Le Conseil supérieur de la communication audiovisuelle, l’instance délibérante de l’Autorité supérieure de la communication audiovisuelle au Maroc (« la HACA »), a adopté, lors de sa réunion du 16 juin 2026, une décision normative régissant la couverture des élections législatives générales prévues pour le 23 septembre 2026.
Cette décision, qui sera publiée au Journal officiel, représente un tournant dans l’organisation des médias audiovisuels pendant les périodes électorales, en particulier par un interdiction explicite et claire de l’utilisation de l’intelligence artificielle pour produire des contenus électoraux trompeurs.
Période électorale soigneusement organisée
La décision fixe une période électorale totale de 39 jours, s’étalant du 15 août au 22 septembre 2026, et se divise en deux phases :
- Phase pré-électorale : 26 jours.
- Phase officielle de la campagne électorale : 13 jours, du 10 au 22 septembre 2026.

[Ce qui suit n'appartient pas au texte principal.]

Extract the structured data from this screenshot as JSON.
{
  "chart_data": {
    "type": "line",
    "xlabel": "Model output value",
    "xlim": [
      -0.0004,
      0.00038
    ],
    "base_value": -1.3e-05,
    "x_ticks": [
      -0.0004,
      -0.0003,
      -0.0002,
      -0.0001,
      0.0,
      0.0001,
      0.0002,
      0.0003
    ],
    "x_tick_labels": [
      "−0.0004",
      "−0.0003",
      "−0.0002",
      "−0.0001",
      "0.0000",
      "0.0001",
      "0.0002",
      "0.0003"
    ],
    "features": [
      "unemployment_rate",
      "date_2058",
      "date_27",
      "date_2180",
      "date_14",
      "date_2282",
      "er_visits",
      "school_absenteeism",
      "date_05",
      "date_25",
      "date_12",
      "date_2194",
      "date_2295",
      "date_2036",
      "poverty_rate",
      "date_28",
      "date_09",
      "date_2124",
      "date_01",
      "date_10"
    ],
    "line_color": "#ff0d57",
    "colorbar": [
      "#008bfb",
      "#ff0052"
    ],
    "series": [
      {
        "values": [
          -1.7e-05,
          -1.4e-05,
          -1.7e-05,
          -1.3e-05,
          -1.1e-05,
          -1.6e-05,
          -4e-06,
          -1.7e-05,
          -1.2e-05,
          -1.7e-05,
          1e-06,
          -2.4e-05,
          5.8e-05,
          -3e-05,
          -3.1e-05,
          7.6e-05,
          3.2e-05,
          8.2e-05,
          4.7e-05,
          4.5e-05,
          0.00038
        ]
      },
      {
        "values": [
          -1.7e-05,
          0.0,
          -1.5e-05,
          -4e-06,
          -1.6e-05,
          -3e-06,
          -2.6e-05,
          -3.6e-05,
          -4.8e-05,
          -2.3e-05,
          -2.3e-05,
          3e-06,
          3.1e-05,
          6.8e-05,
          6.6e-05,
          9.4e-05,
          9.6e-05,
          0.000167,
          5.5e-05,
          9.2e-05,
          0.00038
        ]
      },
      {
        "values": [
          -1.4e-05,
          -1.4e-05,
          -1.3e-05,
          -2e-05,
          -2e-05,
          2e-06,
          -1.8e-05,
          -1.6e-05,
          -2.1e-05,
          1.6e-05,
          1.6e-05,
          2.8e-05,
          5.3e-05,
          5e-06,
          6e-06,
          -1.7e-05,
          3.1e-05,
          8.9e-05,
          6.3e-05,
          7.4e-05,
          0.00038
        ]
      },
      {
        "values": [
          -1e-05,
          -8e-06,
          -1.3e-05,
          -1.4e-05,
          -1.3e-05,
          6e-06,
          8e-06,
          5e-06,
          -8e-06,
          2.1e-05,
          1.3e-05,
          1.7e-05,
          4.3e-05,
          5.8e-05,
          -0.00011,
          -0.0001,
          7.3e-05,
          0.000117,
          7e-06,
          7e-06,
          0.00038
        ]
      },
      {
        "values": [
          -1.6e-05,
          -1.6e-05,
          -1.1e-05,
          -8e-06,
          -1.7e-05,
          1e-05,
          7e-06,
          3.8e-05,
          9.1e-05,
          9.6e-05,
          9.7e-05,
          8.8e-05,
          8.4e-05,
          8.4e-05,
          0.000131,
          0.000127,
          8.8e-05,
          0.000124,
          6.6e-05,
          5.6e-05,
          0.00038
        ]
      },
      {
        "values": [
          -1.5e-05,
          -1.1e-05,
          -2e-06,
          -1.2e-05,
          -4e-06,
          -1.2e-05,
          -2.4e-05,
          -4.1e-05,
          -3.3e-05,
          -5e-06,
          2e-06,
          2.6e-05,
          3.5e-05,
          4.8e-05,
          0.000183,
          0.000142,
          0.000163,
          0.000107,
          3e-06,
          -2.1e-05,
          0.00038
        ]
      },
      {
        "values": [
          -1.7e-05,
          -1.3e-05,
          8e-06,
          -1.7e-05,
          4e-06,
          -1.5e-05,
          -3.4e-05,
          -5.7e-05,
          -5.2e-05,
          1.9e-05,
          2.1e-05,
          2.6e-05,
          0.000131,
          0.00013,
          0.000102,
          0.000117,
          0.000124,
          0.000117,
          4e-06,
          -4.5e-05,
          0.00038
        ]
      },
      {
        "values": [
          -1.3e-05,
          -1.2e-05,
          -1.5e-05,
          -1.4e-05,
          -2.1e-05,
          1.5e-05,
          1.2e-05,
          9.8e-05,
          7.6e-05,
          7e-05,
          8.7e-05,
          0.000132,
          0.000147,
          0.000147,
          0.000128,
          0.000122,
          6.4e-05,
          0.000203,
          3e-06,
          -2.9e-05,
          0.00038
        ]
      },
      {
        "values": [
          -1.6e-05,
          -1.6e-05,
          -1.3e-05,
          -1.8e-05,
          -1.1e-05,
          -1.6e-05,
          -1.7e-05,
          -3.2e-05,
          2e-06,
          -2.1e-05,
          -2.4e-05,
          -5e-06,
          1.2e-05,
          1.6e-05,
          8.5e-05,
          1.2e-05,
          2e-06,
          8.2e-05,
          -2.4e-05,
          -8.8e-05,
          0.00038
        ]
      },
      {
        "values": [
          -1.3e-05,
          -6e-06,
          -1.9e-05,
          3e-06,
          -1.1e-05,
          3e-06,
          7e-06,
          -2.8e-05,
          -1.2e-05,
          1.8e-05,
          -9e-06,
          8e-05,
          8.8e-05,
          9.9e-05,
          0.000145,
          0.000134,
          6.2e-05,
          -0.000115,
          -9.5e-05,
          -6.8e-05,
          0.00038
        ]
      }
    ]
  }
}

Ce cadre temporel précis vise à garantir l’égalité des chances entre les partis politiques et les candidats, ainsi qu’à organiser leur accès aux radios et chaînes de télévision de manière équitable et transparente.

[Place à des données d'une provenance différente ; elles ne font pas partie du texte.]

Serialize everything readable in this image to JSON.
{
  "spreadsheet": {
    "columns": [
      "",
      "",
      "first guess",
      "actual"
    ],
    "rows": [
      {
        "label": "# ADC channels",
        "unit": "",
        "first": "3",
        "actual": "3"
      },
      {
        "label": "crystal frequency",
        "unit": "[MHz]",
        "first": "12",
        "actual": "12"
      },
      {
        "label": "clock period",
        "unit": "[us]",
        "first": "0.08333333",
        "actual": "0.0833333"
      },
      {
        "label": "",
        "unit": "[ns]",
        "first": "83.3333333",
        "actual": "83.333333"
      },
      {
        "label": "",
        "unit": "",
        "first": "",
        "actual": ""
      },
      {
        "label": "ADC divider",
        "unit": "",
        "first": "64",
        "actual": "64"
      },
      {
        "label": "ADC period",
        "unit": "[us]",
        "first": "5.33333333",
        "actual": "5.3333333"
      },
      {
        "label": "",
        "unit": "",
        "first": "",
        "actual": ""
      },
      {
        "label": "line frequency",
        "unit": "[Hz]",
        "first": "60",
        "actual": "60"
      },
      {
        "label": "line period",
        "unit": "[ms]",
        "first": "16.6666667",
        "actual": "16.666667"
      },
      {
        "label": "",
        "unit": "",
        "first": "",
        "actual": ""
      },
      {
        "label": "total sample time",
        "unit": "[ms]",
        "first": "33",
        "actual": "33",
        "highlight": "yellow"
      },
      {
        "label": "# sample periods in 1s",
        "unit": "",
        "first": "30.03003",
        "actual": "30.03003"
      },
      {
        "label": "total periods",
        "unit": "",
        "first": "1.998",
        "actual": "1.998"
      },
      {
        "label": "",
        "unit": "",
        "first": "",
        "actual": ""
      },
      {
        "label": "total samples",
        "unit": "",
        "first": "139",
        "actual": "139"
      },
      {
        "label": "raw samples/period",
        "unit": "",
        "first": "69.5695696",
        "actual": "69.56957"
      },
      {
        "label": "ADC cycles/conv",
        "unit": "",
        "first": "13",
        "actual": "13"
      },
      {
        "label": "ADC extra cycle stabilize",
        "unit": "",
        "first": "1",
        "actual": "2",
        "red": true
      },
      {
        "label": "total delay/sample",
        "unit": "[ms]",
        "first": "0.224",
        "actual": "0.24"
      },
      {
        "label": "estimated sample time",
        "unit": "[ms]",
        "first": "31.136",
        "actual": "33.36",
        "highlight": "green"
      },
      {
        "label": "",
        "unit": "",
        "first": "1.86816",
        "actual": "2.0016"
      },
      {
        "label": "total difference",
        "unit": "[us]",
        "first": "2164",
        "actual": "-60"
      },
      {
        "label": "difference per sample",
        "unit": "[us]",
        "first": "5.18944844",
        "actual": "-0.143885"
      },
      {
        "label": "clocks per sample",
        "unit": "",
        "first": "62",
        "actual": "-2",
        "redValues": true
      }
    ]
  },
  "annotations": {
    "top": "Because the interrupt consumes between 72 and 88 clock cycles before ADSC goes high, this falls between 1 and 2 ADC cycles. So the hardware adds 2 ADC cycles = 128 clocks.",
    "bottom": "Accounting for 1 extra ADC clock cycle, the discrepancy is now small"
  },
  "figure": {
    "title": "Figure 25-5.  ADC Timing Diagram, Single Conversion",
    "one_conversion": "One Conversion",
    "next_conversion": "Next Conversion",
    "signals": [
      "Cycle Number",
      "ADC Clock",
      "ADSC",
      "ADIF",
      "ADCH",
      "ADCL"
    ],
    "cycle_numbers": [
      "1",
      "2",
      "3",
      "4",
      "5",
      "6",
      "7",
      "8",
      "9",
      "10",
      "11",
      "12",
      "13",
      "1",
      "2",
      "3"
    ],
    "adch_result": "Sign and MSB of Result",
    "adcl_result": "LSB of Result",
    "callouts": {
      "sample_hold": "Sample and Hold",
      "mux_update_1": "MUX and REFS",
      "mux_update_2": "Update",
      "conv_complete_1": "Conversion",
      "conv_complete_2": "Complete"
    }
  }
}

Le respect de la pluralité et de la neutralité et la lutte contre la désinformation renforcent les principes fondamentaux de la sécurité du processus démocratique, parmi lesquels :
- Respect de la dignité humaine et de la vie privée des candidats.

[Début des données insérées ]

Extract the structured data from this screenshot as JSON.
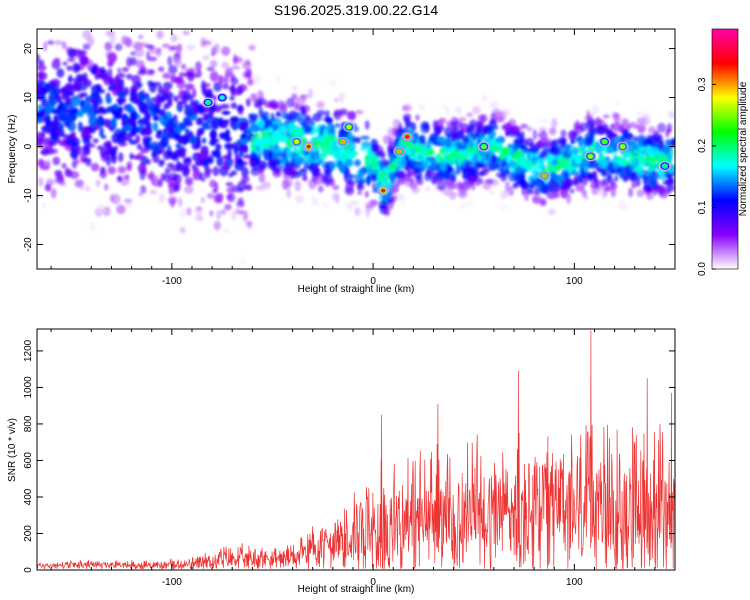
{
  "title": "S196.2025.319.00.22.G14",
  "chart_data": [
    {
      "type": "heatmap",
      "xlabel": "Height of straight line (km)",
      "ylabel": "Frequency (Hz)",
      "xlim": [
        -167,
        150
      ],
      "ylim": [
        -25,
        24
      ],
      "xticks": [
        -100,
        0,
        100
      ],
      "yticks": [
        -20,
        -10,
        0,
        10,
        20
      ],
      "colorbar": {
        "label": "Normalized spectral amplitude",
        "range": [
          0.0,
          0.39
        ],
        "ticks": [
          0.0,
          0.1,
          0.2,
          0.3
        ],
        "colors": [
          "#ffffff",
          "#8800ff",
          "#0000ff",
          "#00ffff",
          "#00ff00",
          "#ffff00",
          "#ff0000",
          "#ff00aa"
        ]
      },
      "ridge": [
        {
          "x": -160,
          "y": 8
        },
        {
          "x": -120,
          "y": 6
        },
        {
          "x": -80,
          "y": 3
        },
        {
          "x": -40,
          "y": 1
        },
        {
          "x": -20,
          "y": 0
        },
        {
          "x": 0,
          "y": -3
        },
        {
          "x": 5,
          "y": -8
        },
        {
          "x": 15,
          "y": 0
        },
        {
          "x": 40,
          "y": -2
        },
        {
          "x": 60,
          "y": 0
        },
        {
          "x": 85,
          "y": -5
        },
        {
          "x": 110,
          "y": -1
        },
        {
          "x": 140,
          "y": -3
        }
      ],
      "hotspots": [
        {
          "x": -82,
          "y": 9,
          "v": 0.2
        },
        {
          "x": -75,
          "y": 10,
          "v": 0.18
        },
        {
          "x": -38,
          "y": 1,
          "v": 0.28
        },
        {
          "x": -32,
          "y": 0,
          "v": 0.33
        },
        {
          "x": -15,
          "y": 1,
          "v": 0.3
        },
        {
          "x": -12,
          "y": 4,
          "v": 0.27
        },
        {
          "x": 5,
          "y": -9,
          "v": 0.33
        },
        {
          "x": 13,
          "y": -1,
          "v": 0.3
        },
        {
          "x": 17,
          "y": 2,
          "v": 0.37
        },
        {
          "x": 55,
          "y": 0,
          "v": 0.25
        },
        {
          "x": 85,
          "y": -6,
          "v": 0.3
        },
        {
          "x": 108,
          "y": -2,
          "v": 0.26
        },
        {
          "x": 115,
          "y": 1,
          "v": 0.24
        },
        {
          "x": 124,
          "y": 0,
          "v": 0.27
        },
        {
          "x": 145,
          "y": -4,
          "v": 0.2
        }
      ]
    },
    {
      "type": "line",
      "xlabel": "Height of straight line (km)",
      "ylabel": "SNR (10 * v/v)",
      "xlim": [
        -167,
        150
      ],
      "ylim": [
        0,
        1320
      ],
      "xticks": [
        -100,
        0,
        100
      ],
      "yticks": [
        0,
        200,
        400,
        600,
        800,
        1000,
        1200
      ],
      "color": "#ee3333",
      "envelope": [
        {
          "x": -167,
          "base": 25,
          "amp": 25
        },
        {
          "x": -90,
          "base": 30,
          "amp": 40
        },
        {
          "x": -75,
          "base": 60,
          "amp": 90
        },
        {
          "x": -40,
          "base": 70,
          "amp": 80
        },
        {
          "x": -25,
          "base": 130,
          "amp": 200
        },
        {
          "x": -10,
          "base": 200,
          "amp": 300
        },
        {
          "x": 0,
          "base": 230,
          "amp": 400
        },
        {
          "x": 20,
          "base": 280,
          "amp": 450
        },
        {
          "x": 50,
          "base": 320,
          "amp": 500
        },
        {
          "x": 100,
          "base": 330,
          "amp": 550
        },
        {
          "x": 150,
          "base": 330,
          "amp": 550
        }
      ],
      "peaks": [
        {
          "x": 4,
          "y": 850
        },
        {
          "x": 32,
          "y": 910
        },
        {
          "x": 72,
          "y": 1090
        },
        {
          "x": 108,
          "y": 1310
        },
        {
          "x": 136,
          "y": 1050
        },
        {
          "x": 148,
          "y": 970
        }
      ]
    }
  ]
}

- Interdiction de tout discours incitant Ă la haine, au racisme ou Ă la violence.
- Séparation claire entre les contenus électoraux et les programmes de divertissement, culturels ou artistiques.
- Interdiction de la communication électorale déguisée.
- Obligation pour les journalistes et les animateurs de programmes qui se présentent ou annoncent leur soutien à un parti politique de cesser toute apparition à l’écran ou à l’antenne.
- Transparence totale concernant les conflits d’intérêts pour les experts et influenceurs.
Les opérateurs (chaînes et radios) doivent également contribuer activement à la lutte contre les fausses informations, et il leur est interdit de publier des sondages d’opinion électorale à partir du quinzième jour précédant le début de la campagne officielle jusqu’à la fermeture des bureaux de vote.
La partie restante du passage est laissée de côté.